Everyone has been back to school for a month or so. Back to the grind, back to “being good”, back to everything and being backwards. The nights draw in and this is where “real life” carries on, where the backward way is trying to achieve health and fitness through personal punishment. Ask yourself how successful this has been for you at the end of other holidays and you might find that you have pressed that on-off button many times before. The yo-yo effect of not caring and being ultra-careful. Bingeing followed by fasting. It’s nothing more or less than torture in batches. It will have no great long-lasting effects and in the short term it will make you feel guilty and grumpy. I know this well, because I’ve been there so many times.
Do it differently this autumn. Don’t be slave to regimes that prescribe what to do. Low carb, no carb – Keto options, low or high intensity activities, mindfulness and yoga as the next new thing. There are as many wellbeing strategies as there are individuals; make sure it suits your life, your mindset where you currently are.
A client of mine said these words: “Let’s start Kirsten in September – let’s get brutal”. He’s motivated and driven to get fit and healthy, but I’m motivated to teach him that for life. To his utter surprise, I told him two things: we are Not starting and we are Not doing it brutally. That is a recipe for finishing somewhere injured. Instead, we continue incrementally and up the volume button on Discipline.
Don’t be slave to a regime. Take gentle care of your incredible mind and body, implementing movement and nutritional aspects that make you smile. Better to do one tiny successful task a day than have 25 intentions that evaporate into thin air unactioned. Buddy up with someone and surround yourself with like-minded people. It’s not about calories consumed or workouts completed, it’s about what you won’t do when you’re tired and what you can reach to when you’re at a low ebb.
Let me share with you a graph for long-term success from my book “The every-year itch”. Instead of reaching for some unattainable fantasy goal and giving yourself 50 lashes when you -most likely- don’t achieve it, draw a super-duper easy bottom line below which you won’t go. Even on the most awful days you can at least satisfy this objective. Then give yourself something a little more challenging but still easy to aspire to.

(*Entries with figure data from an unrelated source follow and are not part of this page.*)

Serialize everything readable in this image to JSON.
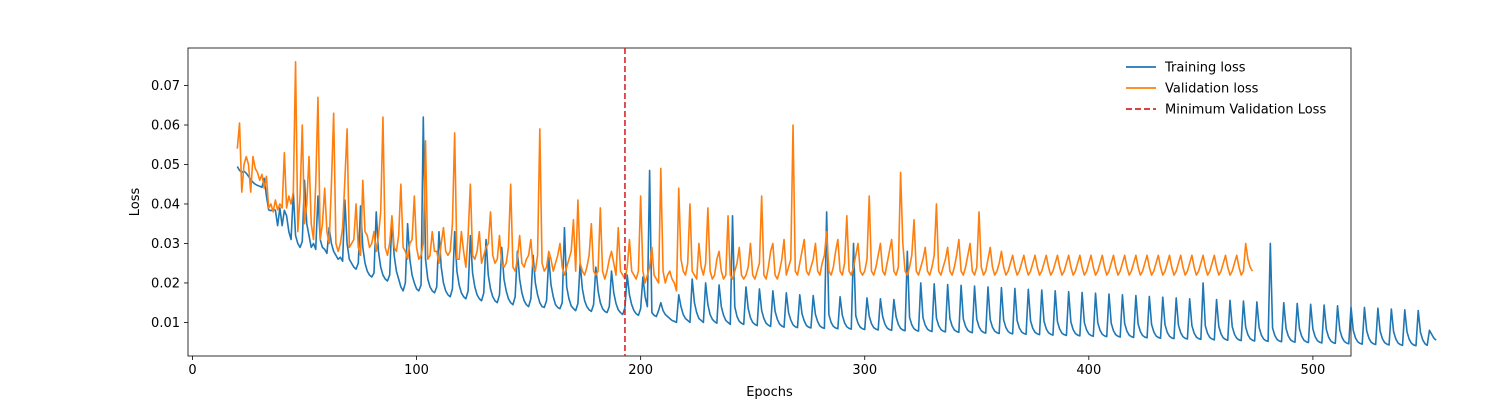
{
  "chart_data": {
    "type": "line",
    "title": "",
    "xlabel": "Epochs",
    "ylabel": "Loss",
    "xlim": [
      -2,
      517
    ],
    "ylim": [
      0.0015,
      0.0795
    ],
    "xticks": [
      0,
      100,
      200,
      300,
      400,
      500
    ],
    "xtick_labels": [
      "0",
      "100",
      "200",
      "300",
      "400",
      "500"
    ],
    "yticks": [
      0.01,
      0.02,
      0.03,
      0.04,
      0.05,
      0.06,
      0.07
    ],
    "ytick_labels": [
      "0.01",
      "0.02",
      "0.03",
      "0.04",
      "0.05",
      "0.06",
      "0.07"
    ],
    "grid": false,
    "legend_position": "top-right",
    "x_start": 20,
    "series": [
      {
        "name": "Training loss",
        "color": "#1f77b4",
        "values": [
          0.0495,
          0.0485,
          0.048,
          0.0483,
          0.0478,
          0.047,
          0.0462,
          0.0455,
          0.045,
          0.0447,
          0.0445,
          0.0442,
          0.0465,
          0.042,
          0.0385,
          0.0383,
          0.0386,
          0.0384,
          0.0345,
          0.039,
          0.0345,
          0.0384,
          0.037,
          0.033,
          0.031,
          0.043,
          0.032,
          0.03,
          0.029,
          0.0305,
          0.046,
          0.035,
          0.032,
          0.029,
          0.03,
          0.0285,
          0.042,
          0.031,
          0.029,
          0.0285,
          0.0275,
          0.034,
          0.03,
          0.028,
          0.027,
          0.026,
          0.0265,
          0.0255,
          0.041,
          0.03,
          0.026,
          0.025,
          0.024,
          0.0235,
          0.025,
          0.0395,
          0.029,
          0.025,
          0.023,
          0.022,
          0.0215,
          0.0225,
          0.038,
          0.028,
          0.024,
          0.022,
          0.021,
          0.0205,
          0.022,
          0.036,
          0.027,
          0.023,
          0.021,
          0.019,
          0.018,
          0.02,
          0.035,
          0.026,
          0.022,
          0.02,
          0.0185,
          0.018,
          0.0195,
          0.062,
          0.026,
          0.021,
          0.019,
          0.018,
          0.0175,
          0.019,
          0.033,
          0.024,
          0.02,
          0.018,
          0.017,
          0.0165,
          0.0185,
          0.033,
          0.023,
          0.0195,
          0.0175,
          0.0165,
          0.016,
          0.018,
          0.032,
          0.0225,
          0.019,
          0.017,
          0.016,
          0.0155,
          0.0175,
          0.031,
          0.022,
          0.0185,
          0.0165,
          0.0155,
          0.015,
          0.017,
          0.029,
          0.021,
          0.018,
          0.016,
          0.015,
          0.0145,
          0.0165,
          0.028,
          0.021,
          0.0175,
          0.0155,
          0.0145,
          0.014,
          0.016,
          0.027,
          0.02,
          0.017,
          0.015,
          0.014,
          0.0138,
          0.0155,
          0.0265,
          0.0195,
          0.0165,
          0.0145,
          0.0138,
          0.0135,
          0.015,
          0.034,
          0.019,
          0.016,
          0.0142,
          0.0135,
          0.013,
          0.0148,
          0.025,
          0.0185,
          0.0155,
          0.014,
          0.0132,
          0.0128,
          0.0145,
          0.024,
          0.018,
          0.015,
          0.0135,
          0.0128,
          0.0125,
          0.014,
          0.023,
          0.0175,
          0.0148,
          0.0132,
          0.0125,
          0.012,
          0.0138,
          0.022,
          0.017,
          0.0145,
          0.013,
          0.0122,
          0.0118,
          0.0135,
          0.0215,
          0.0165,
          0.014,
          0.0485,
          0.0125,
          0.0118,
          0.0115,
          0.013,
          0.015,
          0.013,
          0.012,
          0.0115,
          0.011,
          0.0105,
          0.0103,
          0.01,
          0.017,
          0.014,
          0.012,
          0.011,
          0.0105,
          0.01,
          0.021,
          0.015,
          0.0125,
          0.011,
          0.0105,
          0.01,
          0.02,
          0.0145,
          0.012,
          0.0108,
          0.0102,
          0.0098,
          0.0195,
          0.014,
          0.0118,
          0.0105,
          0.01,
          0.0095,
          0.037,
          0.014,
          0.0115,
          0.0103,
          0.0098,
          0.0095,
          0.019,
          0.0135,
          0.0112,
          0.01,
          0.0095,
          0.0092,
          0.0185,
          0.013,
          0.011,
          0.0098,
          0.0093,
          0.009,
          0.018,
          0.0128,
          0.0108,
          0.0096,
          0.0091,
          0.0088,
          0.0175,
          0.0125,
          0.0106,
          0.0094,
          0.0089,
          0.0087,
          0.017,
          0.0122,
          0.0104,
          0.0092,
          0.0088,
          0.0086,
          0.0168,
          0.012,
          0.0102,
          0.0091,
          0.0087,
          0.0085,
          0.038,
          0.012,
          0.01,
          0.009,
          0.0086,
          0.0084,
          0.0165,
          0.0118,
          0.0099,
          0.0089,
          0.0085,
          0.0083,
          0.03,
          0.0117,
          0.0098,
          0.0088,
          0.0084,
          0.0082,
          0.0162,
          0.0116,
          0.0097,
          0.0087,
          0.0083,
          0.0081,
          0.016,
          0.0115,
          0.0096,
          0.0086,
          0.0082,
          0.008,
          0.0158,
          0.0114,
          0.0095,
          0.0085,
          0.0081,
          0.0079,
          0.028,
          0.0113,
          0.0094,
          0.0084,
          0.008,
          0.0078,
          0.02,
          0.0112,
          0.0093,
          0.0083,
          0.0079,
          0.0077,
          0.0198,
          0.0111,
          0.0092,
          0.0082,
          0.0078,
          0.0076,
          0.0196,
          0.011,
          0.0091,
          0.0081,
          0.0077,
          0.0075,
          0.0194,
          0.0109,
          0.009,
          0.008,
          0.0076,
          0.0074,
          0.0192,
          0.0108,
          0.0089,
          0.0079,
          0.0075,
          0.0073,
          0.019,
          0.0107,
          0.0088,
          0.0078,
          0.0074,
          0.0072,
          0.0188,
          0.0106,
          0.0087,
          0.0077,
          0.0073,
          0.0071,
          0.0186,
          0.0105,
          0.0086,
          0.0076,
          0.0072,
          0.007,
          0.0184,
          0.0104,
          0.0085,
          0.0075,
          0.0071,
          0.0069,
          0.0182,
          0.0103,
          0.0084,
          0.0074,
          0.007,
          0.0068,
          0.018,
          0.0102,
          0.0083,
          0.0073,
          0.0069,
          0.0067,
          0.0178,
          0.0101,
          0.0082,
          0.0072,
          0.0068,
          0.0066,
          0.0176,
          0.01,
          0.0081,
          0.0071,
          0.0067,
          0.0065,
          0.0174,
          0.0099,
          0.008,
          0.007,
          0.0066,
          0.0064,
          0.0172,
          0.0098,
          0.0079,
          0.0069,
          0.0065,
          0.0063,
          0.017,
          0.0097,
          0.0078,
          0.0068,
          0.0064,
          0.0062,
          0.0168,
          0.0096,
          0.0077,
          0.0067,
          0.0063,
          0.0061,
          0.0166,
          0.0095,
          0.0076,
          0.0066,
          0.0062,
          0.006,
          0.0164,
          0.0094,
          0.0075,
          0.0065,
          0.0061,
          0.0059,
          0.0162,
          0.0093,
          0.0074,
          0.0064,
          0.006,
          0.0058,
          0.016,
          0.0092,
          0.0073,
          0.0063,
          0.0059,
          0.0057,
          0.02,
          0.0091,
          0.0072,
          0.0062,
          0.0058,
          0.0056,
          0.0158,
          0.009,
          0.0071,
          0.0061,
          0.0057,
          0.0055,
          0.0156,
          0.0089,
          0.007,
          0.006,
          0.0056,
          0.0054,
          0.0154,
          0.0088,
          0.0069,
          0.0059,
          0.0055,
          0.0053,
          0.0152,
          0.0087,
          0.0068,
          0.0058,
          0.0054,
          0.0052,
          0.03,
          0.0086,
          0.0067,
          0.0057,
          0.0053,
          0.0051,
          0.015,
          0.0085,
          0.0066,
          0.0056,
          0.0052,
          0.005,
          0.0148,
          0.0084,
          0.0065,
          0.0055,
          0.0051,
          0.0049,
          0.0146,
          0.0083,
          0.0064,
          0.0054,
          0.005,
          0.0048,
          0.0144,
          0.0082,
          0.0063,
          0.0053,
          0.0049,
          0.0047,
          0.0142,
          0.0081,
          0.0062,
          0.0052,
          0.0048,
          0.0046,
          0.014,
          0.008,
          0.0061,
          0.0051,
          0.0047,
          0.0045,
          0.0138,
          0.0079,
          0.006,
          0.005,
          0.0046,
          0.0044,
          0.0136,
          0.0078,
          0.0059,
          0.0049,
          0.0045,
          0.0043,
          0.0134,
          0.0077,
          0.0058,
          0.0048,
          0.0044,
          0.0042,
          0.0132,
          0.0076,
          0.0057,
          0.0047,
          0.0043,
          0.0041,
          0.013,
          0.0075,
          0.0056,
          0.0046,
          0.0042,
          0.008,
          0.007,
          0.006,
          0.0055
        ]
      },
      {
        "name": "Validation loss",
        "color": "#ff7f0e",
        "values": [
          0.054,
          0.0605,
          0.043,
          0.05,
          0.052,
          0.05,
          0.043,
          0.052,
          0.049,
          0.048,
          0.046,
          0.0475,
          0.044,
          0.047,
          0.039,
          0.04,
          0.038,
          0.041,
          0.0385,
          0.04,
          0.039,
          0.053,
          0.039,
          0.042,
          0.04,
          0.043,
          0.076,
          0.033,
          0.042,
          0.06,
          0.035,
          0.04,
          0.052,
          0.035,
          0.031,
          0.045,
          0.067,
          0.031,
          0.035,
          0.044,
          0.033,
          0.03,
          0.045,
          0.063,
          0.03,
          0.028,
          0.03,
          0.034,
          0.046,
          0.059,
          0.029,
          0.03,
          0.031,
          0.04,
          0.029,
          0.027,
          0.046,
          0.033,
          0.032,
          0.029,
          0.03,
          0.033,
          0.028,
          0.032,
          0.038,
          0.062,
          0.029,
          0.027,
          0.03,
          0.037,
          0.029,
          0.028,
          0.032,
          0.045,
          0.029,
          0.028,
          0.026,
          0.03,
          0.031,
          0.042,
          0.029,
          0.026,
          0.027,
          0.03,
          0.056,
          0.026,
          0.027,
          0.033,
          0.028,
          0.028,
          0.025,
          0.03,
          0.034,
          0.028,
          0.027,
          0.028,
          0.035,
          0.058,
          0.026,
          0.026,
          0.033,
          0.028,
          0.024,
          0.032,
          0.045,
          0.027,
          0.026,
          0.028,
          0.033,
          0.025,
          0.027,
          0.029,
          0.03,
          0.038,
          0.027,
          0.025,
          0.026,
          0.032,
          0.025,
          0.024,
          0.025,
          0.029,
          0.045,
          0.024,
          0.023,
          0.026,
          0.032,
          0.025,
          0.024,
          0.026,
          0.027,
          0.031,
          0.024,
          0.023,
          0.027,
          0.059,
          0.025,
          0.023,
          0.024,
          0.028,
          0.026,
          0.023,
          0.025,
          0.027,
          0.03,
          0.024,
          0.022,
          0.024,
          0.026,
          0.028,
          0.036,
          0.023,
          0.041,
          0.025,
          0.023,
          0.022,
          0.024,
          0.027,
          0.035,
          0.023,
          0.022,
          0.023,
          0.039,
          0.023,
          0.021,
          0.023,
          0.026,
          0.028,
          0.025,
          0.022,
          0.034,
          0.023,
          0.022,
          0.021,
          0.024,
          0.031,
          0.023,
          0.022,
          0.021,
          0.023,
          0.042,
          0.023,
          0.02,
          0.022,
          0.024,
          0.029,
          0.022,
          0.021,
          0.02,
          0.049,
          0.023,
          0.02,
          0.022,
          0.023,
          0.021,
          0.02,
          0.018,
          0.044,
          0.026,
          0.023,
          0.022,
          0.025,
          0.04,
          0.023,
          0.022,
          0.021,
          0.03,
          0.024,
          0.022,
          0.025,
          0.039,
          0.023,
          0.021,
          0.022,
          0.026,
          0.028,
          0.023,
          0.021,
          0.022,
          0.037,
          0.022,
          0.021,
          0.023,
          0.025,
          0.029,
          0.022,
          0.021,
          0.022,
          0.024,
          0.03,
          0.022,
          0.021,
          0.023,
          0.025,
          0.042,
          0.022,
          0.021,
          0.024,
          0.028,
          0.03,
          0.022,
          0.021,
          0.023,
          0.026,
          0.031,
          0.022,
          0.024,
          0.026,
          0.06,
          0.023,
          0.022,
          0.025,
          0.028,
          0.031,
          0.023,
          0.022,
          0.024,
          0.026,
          0.03,
          0.023,
          0.022,
          0.025,
          0.027,
          0.033,
          0.023,
          0.022,
          0.024,
          0.028,
          0.031,
          0.023,
          0.022,
          0.025,
          0.037,
          0.023,
          0.022,
          0.024,
          0.027,
          0.03,
          0.023,
          0.022,
          0.023,
          0.026,
          0.042,
          0.023,
          0.022,
          0.024,
          0.027,
          0.03,
          0.023,
          0.022,
          0.025,
          0.028,
          0.031,
          0.023,
          0.022,
          0.024,
          0.048,
          0.03,
          0.023,
          0.022,
          0.024,
          0.027,
          0.036,
          0.023,
          0.022,
          0.024,
          0.026,
          0.029,
          0.023,
          0.022,
          0.024,
          0.027,
          0.04,
          0.023,
          0.022,
          0.024,
          0.026,
          0.029,
          0.023,
          0.022,
          0.024,
          0.027,
          0.031,
          0.023,
          0.022,
          0.024,
          0.027,
          0.03,
          0.023,
          0.022,
          0.024,
          0.038,
          0.024,
          0.022,
          0.023,
          0.026,
          0.029,
          0.024,
          0.022,
          0.023,
          0.025,
          0.028,
          0.024,
          0.022,
          0.023,
          0.025,
          0.027,
          0.024,
          0.022,
          0.023,
          0.025,
          0.027,
          0.024,
          0.022,
          0.023,
          0.025,
          0.027,
          0.024,
          0.022,
          0.023,
          0.025,
          0.027,
          0.024,
          0.022,
          0.023,
          0.025,
          0.027,
          0.024,
          0.022,
          0.023,
          0.025,
          0.027,
          0.024,
          0.022,
          0.023,
          0.025,
          0.027,
          0.024,
          0.022,
          0.023,
          0.025,
          0.027,
          0.024,
          0.022,
          0.023,
          0.025,
          0.027,
          0.024,
          0.022,
          0.023,
          0.025,
          0.027,
          0.024,
          0.022,
          0.023,
          0.025,
          0.027,
          0.024,
          0.022,
          0.023,
          0.025,
          0.027,
          0.024,
          0.022,
          0.023,
          0.025,
          0.027,
          0.024,
          0.022,
          0.023,
          0.025,
          0.027,
          0.024,
          0.022,
          0.023,
          0.025,
          0.027,
          0.024,
          0.022,
          0.023,
          0.025,
          0.027,
          0.024,
          0.022,
          0.023,
          0.025,
          0.027,
          0.024,
          0.022,
          0.023,
          0.025,
          0.027,
          0.024,
          0.022,
          0.023,
          0.025,
          0.027,
          0.024,
          0.022,
          0.023,
          0.025,
          0.027,
          0.024,
          0.022,
          0.023,
          0.025,
          0.027,
          0.024,
          0.022,
          0.023,
          0.03,
          0.026,
          0.024,
          0.023
        ]
      }
    ],
    "reference_lines": [
      {
        "name": "Minimum Validation Loss",
        "orientation": "vertical",
        "x": 193,
        "color": "#d62728",
        "style": "dashed"
      }
    ],
    "legend": [
      {
        "label": "Training loss",
        "color": "#1f77b4",
        "style": "solid"
      },
      {
        "label": "Validation loss",
        "color": "#ff7f0e",
        "style": "solid"
      },
      {
        "label": "Minimum Validation Loss",
        "color": "#d62728",
        "style": "dashed"
      }
    ]
  }
}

Set yourself up for success. Count small steps, little efforts, measured in kindness to self. You make hundreds of well-being decisions every day from what you put in your mouth to how much sleep you get and movement you take– make it all count. Love the imperfect of what you have and if you want to sculpt your way to a newer body or enhance the way you feel inside, then don’t start some frustrating programme that gets you nowhere. Get some sleep, eat little and often, make it your mission to move. Find your feeling happy in your skin; it’s your forever house, so make sure it’s a nice place to live.